The story is similar when these functions are jitted.

My best guess about what's going on here is that grad is storing every (y + z) in memory. Is this intended? And is there some way to tell grad to be more economical about what it stores in memory to achieve a similar lax.scan memory reduction when computing the gradient?

question

Source

jeffgortmaker

All 4 comments

You're right that grad causes every (y + z) to be stored. Since the result of f is computed using x * (y + z), it needs to save the (y + z) values to compute the gradient. You can try using the new jax.remat, which causes values needed by the gradient computation to be recomputed instead of stored, thus saving memory.

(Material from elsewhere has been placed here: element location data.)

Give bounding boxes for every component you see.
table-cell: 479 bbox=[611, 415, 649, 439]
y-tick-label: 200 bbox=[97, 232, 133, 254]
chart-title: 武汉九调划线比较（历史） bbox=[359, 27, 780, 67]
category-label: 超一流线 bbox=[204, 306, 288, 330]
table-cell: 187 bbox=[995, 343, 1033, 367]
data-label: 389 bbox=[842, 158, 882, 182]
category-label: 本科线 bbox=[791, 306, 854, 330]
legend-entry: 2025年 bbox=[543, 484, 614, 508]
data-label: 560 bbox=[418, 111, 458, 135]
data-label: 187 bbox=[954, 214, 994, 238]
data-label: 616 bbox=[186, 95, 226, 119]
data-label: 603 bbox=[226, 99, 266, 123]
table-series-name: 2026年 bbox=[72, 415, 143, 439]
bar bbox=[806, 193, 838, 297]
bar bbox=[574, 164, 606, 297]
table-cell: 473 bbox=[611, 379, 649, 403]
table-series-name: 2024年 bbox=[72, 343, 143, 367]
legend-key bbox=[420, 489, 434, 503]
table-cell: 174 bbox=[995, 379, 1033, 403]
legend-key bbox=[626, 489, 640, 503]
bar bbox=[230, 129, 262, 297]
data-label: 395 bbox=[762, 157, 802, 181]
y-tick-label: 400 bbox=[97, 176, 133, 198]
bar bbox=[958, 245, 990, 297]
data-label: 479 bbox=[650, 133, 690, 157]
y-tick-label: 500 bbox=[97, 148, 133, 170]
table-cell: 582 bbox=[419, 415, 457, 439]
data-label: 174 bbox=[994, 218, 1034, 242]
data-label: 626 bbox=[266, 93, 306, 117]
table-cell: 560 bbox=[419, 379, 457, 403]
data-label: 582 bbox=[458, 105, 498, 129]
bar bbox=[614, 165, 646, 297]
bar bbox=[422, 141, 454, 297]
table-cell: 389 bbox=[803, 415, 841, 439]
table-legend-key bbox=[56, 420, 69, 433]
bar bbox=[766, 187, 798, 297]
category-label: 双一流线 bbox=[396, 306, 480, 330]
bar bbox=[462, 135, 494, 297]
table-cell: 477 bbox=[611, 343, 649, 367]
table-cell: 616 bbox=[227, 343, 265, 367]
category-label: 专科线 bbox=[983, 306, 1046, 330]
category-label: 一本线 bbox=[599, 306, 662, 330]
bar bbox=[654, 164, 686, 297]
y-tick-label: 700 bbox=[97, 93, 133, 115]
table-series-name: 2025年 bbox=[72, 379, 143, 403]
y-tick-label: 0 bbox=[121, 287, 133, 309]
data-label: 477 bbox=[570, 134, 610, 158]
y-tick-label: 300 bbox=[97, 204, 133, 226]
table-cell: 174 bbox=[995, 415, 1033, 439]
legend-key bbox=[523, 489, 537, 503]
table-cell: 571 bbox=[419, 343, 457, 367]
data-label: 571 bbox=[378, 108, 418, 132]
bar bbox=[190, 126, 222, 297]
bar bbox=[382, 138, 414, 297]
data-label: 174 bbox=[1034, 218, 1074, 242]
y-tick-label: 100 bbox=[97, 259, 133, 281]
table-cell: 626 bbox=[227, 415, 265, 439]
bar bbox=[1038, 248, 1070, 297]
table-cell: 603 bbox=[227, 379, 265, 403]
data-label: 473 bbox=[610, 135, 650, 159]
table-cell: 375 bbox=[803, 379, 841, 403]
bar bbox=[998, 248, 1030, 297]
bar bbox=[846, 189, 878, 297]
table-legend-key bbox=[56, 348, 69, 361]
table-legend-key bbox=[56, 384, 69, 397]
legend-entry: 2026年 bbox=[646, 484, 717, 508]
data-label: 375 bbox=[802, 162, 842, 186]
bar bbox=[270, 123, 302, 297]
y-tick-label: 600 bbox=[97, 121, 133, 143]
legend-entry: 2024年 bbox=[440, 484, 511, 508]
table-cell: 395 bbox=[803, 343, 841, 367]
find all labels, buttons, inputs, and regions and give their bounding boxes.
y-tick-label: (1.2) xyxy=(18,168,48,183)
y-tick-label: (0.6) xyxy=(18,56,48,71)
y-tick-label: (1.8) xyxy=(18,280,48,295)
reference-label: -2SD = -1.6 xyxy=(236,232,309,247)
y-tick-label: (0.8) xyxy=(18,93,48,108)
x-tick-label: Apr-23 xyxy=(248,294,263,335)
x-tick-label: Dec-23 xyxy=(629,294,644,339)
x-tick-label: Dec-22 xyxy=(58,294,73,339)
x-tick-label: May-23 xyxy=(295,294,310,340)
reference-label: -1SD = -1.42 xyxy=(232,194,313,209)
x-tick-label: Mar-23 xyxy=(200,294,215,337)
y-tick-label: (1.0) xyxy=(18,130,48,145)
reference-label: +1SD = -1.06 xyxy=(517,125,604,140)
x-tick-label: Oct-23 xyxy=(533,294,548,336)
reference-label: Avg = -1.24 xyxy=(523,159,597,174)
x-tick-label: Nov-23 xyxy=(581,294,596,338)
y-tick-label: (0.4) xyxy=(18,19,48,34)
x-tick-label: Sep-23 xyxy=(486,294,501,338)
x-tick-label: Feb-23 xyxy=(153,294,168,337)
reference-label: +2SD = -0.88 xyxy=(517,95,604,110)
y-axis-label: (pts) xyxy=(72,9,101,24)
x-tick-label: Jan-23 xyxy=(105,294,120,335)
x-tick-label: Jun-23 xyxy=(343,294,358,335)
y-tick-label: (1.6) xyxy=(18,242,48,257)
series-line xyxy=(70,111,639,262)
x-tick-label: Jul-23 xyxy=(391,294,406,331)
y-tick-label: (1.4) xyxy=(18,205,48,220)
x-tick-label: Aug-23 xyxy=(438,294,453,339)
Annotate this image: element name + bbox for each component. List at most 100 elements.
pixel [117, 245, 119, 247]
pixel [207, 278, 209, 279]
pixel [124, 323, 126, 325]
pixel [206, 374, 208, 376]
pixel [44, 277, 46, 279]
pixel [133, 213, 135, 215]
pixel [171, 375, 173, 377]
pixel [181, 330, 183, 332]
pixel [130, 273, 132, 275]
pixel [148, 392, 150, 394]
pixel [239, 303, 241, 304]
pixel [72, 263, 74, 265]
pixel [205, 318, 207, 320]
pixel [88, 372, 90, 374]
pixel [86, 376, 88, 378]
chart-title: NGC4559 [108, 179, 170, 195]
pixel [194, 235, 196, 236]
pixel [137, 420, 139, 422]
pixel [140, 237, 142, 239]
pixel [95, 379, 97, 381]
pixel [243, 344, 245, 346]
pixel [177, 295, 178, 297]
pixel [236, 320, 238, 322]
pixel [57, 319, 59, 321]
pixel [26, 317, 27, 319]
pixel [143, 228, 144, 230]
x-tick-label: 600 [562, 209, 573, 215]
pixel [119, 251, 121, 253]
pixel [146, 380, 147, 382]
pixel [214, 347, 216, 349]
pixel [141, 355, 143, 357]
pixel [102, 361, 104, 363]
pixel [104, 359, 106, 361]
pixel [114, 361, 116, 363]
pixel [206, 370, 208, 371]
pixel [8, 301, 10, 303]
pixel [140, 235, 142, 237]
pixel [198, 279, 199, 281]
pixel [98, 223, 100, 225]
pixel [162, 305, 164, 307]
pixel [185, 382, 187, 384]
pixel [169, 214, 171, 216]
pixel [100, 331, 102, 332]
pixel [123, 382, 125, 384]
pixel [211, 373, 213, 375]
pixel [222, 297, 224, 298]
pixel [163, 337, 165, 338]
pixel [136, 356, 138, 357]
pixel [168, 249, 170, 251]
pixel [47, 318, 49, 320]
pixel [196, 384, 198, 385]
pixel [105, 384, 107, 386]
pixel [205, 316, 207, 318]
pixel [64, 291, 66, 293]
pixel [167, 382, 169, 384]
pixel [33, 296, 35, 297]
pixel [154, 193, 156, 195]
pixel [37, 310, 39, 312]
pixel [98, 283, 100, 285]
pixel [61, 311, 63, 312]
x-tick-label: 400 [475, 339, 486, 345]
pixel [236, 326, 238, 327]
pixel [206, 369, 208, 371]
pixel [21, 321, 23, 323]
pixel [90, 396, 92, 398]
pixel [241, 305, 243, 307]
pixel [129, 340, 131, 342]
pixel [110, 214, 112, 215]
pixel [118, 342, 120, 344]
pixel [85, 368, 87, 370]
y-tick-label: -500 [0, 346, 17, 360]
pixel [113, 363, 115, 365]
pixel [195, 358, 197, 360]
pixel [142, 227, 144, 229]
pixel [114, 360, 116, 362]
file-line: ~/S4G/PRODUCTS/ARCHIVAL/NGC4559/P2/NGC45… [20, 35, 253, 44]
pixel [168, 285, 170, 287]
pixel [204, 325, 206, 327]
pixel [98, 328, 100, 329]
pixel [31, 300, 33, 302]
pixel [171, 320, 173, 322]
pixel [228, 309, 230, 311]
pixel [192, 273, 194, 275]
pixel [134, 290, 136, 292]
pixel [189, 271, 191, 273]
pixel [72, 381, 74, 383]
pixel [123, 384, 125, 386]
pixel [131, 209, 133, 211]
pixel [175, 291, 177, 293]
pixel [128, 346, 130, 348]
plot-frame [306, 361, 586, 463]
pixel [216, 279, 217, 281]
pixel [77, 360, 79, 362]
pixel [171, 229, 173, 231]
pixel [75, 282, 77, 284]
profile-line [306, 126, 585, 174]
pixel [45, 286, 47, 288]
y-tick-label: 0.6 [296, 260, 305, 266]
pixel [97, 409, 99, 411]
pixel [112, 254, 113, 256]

This probably makes sense for a scan like this, where you're creating a large amount of easy-to-compute values. See https://github.com/google/jax/pull/1749 for examples of using remat. I think doing scan(remat(scanned), ...) should work in this case.

cc @mattjj who created remat

skye on 22 May 2020

This is perfect, thanks so much! I hadn't seen remat before -- looks like it's tailor-made for this type of problem.

For some reason rematifying scanned directly didn't seem to work; I found that I had to rematify the actual computation within the scan to get the desired memory reduction:

def f(x, ys):
    z = jnp.ones((3000, 3000))

    @jax.remat
    def inner(y):
        return x * (y + z)

    def scanned(carry, y):
        return carry + inner(y), None

    summed, _ = jax.lax.scan(scanned, jnp.zeros_like(z), ys)
    return summed.mean()

jeffgortmaker on 22 May 2020

👍1

By the way, we're working on some other improvements that should make this work well even without remat by never instantiating the large ones((3000, 3000)) array. We'd still need remat in general, but in this case the memory savings can be had by avoiding the large constant.